Small Business owners are being squeezed

As we all trudge through this latest phase of our economic slow-motion train wreck, it's now painfully obvious that small business owners have been the big losers from the developments over the last three years. Covid policies including lock-downs and distancing/capacity measures decimated smaller operators and favored large ones. The stimulus flood primarily helped large banks and their customers and the subsequent jab requirements destroyed small business hiring & retention rates.

Now we enter the phase where the effects of prolonged high interest rates & inflation which both take time to affect the broader market start to kick in. Add in current the banking crisis which is just the latest iteration of the decades long destruction of our economic base from which all businesses, especially small ones, get their capital to grow and thrive. The result is a squeeze felt mostly by smaller owners but, once it starts being felt by the large banks, it will mean chaos like what we saw with SVB and others.

Think of the banks like holes in the Dyke and we have a limited number of fingers to plug them with. Sooner or later, the flood of consequences from years of unchecked monetary policy dumbfuckery will overwhelm us.

Federal Reserve Open Market Committee

Nothing can stop the re-valuation of risk happening right now urgently in the offices and board rooms of every single lender in the world. Small business owners of very high quality credit are being turned away and they don't understand why. (Hint: It's not just them, it's the banks.)

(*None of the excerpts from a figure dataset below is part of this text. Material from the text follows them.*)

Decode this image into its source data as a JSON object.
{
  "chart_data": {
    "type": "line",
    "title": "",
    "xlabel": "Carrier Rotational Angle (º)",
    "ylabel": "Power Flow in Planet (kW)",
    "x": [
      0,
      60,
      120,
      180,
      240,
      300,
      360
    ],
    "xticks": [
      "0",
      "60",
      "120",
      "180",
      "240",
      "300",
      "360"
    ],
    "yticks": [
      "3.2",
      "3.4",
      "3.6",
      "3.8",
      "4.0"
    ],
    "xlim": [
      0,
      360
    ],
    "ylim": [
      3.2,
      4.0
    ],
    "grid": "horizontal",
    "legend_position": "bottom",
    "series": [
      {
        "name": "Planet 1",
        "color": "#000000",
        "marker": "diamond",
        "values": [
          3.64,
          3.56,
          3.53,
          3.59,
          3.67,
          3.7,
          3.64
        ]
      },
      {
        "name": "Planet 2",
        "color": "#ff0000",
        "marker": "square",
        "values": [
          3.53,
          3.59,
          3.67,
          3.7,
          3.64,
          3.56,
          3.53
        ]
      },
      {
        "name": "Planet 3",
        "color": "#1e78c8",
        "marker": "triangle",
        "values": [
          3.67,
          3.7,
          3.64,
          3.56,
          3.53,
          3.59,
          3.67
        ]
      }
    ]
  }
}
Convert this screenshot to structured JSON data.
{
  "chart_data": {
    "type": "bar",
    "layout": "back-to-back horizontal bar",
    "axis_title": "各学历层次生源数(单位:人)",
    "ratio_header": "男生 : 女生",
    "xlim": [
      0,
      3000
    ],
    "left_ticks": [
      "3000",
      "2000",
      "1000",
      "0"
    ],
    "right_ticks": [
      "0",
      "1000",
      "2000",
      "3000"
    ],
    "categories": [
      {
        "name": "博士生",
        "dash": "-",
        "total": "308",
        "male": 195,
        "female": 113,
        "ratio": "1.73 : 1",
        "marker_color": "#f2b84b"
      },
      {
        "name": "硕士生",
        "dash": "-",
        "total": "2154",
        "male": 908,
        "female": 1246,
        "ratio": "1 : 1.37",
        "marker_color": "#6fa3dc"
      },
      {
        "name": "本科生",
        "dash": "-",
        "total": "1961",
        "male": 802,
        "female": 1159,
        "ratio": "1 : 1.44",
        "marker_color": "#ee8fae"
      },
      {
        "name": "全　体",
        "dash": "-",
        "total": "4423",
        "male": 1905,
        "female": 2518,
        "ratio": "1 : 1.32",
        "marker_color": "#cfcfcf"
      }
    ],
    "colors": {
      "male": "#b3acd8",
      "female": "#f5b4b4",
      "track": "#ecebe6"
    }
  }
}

"NEW YORK (AP) — When Nat West, owner of cider-making company Reverend Nat’s Hard Cider, decided to supplement his wholesale business by opening a taproom in a bustling neighborhood in Portland, Oregon, he thought getting financing would be a breeze. After all, he was only seeking $50,000, has been in business for 11 years, and takes in more than $1 million in annual revenue. In February and March, West reached out to three lenders he had previously gotten financing from, including one where he has an existing line of credit. To his surprise, he was rejected.
“I feel like it’s really weird, it’s such a small amount of money for a business that has so much ongoing, sustained revenue and has been in the same community for a long time,” he said."

It's not that funding isn't available, it is. In fact, lenders are very anxious to place their money with borrowers however, the increased risk has changed their guidelines  cutting off access to much needed capital for a large percentage of owners. Some industries can't even get a quote right now like trucking w/less than 3 vehicles.

A recently released survey from the Federal Reserve shows how the pandemic has altered the financial landscape for small business. About 85% experienced financial difficulties in 2021, up nearly 20 percentage points from 2019. Back then, more than half of owners who sought a loan were looking to expand; last year, the majority of applicants needed funds just to cover every day operating expenses.

In last week's post I talked about the signs I consider when I make estimates about economic conditions. Every business owner looks at some metric or another to make daily estimates about how business is doing in general. I speak to many of you during the week and the observations I'm hearing about revenue, expenses, delivery times and new vendor payment terms are all pointing in the direction of slower demand and less profit margin.

The leading (and lagging) indicators are also showing the same thing:

6-Month ROC of Leading Economic Index
This metric has an uncanny record of accurately predicting recessions

The economy pumped when they flooded it with free cash (PPP, EIDL, Endless QE,) and now it's dumping as the money spigot turns off. We can see that also in the pricing of many luxury items because, what did a lot of the recipients of the government largess do with the money? They bought a gold Rolex of course!

Less Kaching for the bling!

As I said in the beginning of this post; Small business has taken it on the chin from every. Single. Change that our society has been put through primarily from government policy and also other external reasons. Unless policy changes soon and is directed to supporting the small business owner, we stand to lose the greatest source of innovation, economic growth and employment in our country.

"Companies with fewer than 100 employees are a critical part of the U.S. economy: they employ 35% of the private-sector workforce and generate a quarter of gross output. And they rely disproportionately on small banks for borrowing, receiving almost 70% of their commercial and industrial loans from banks with less than $250 billion in assets and 30% from banks with less than $10 billion in assets (versus 45% and 10% for larger businesses, respectively), Goldman Sachs economists Ronnie Walker and Manuel Abecasis wrote in the team’s report. Put another way: At least 70% of small business lending is done by smaller banks in 95% of counties, which account for more than 80% of GDP."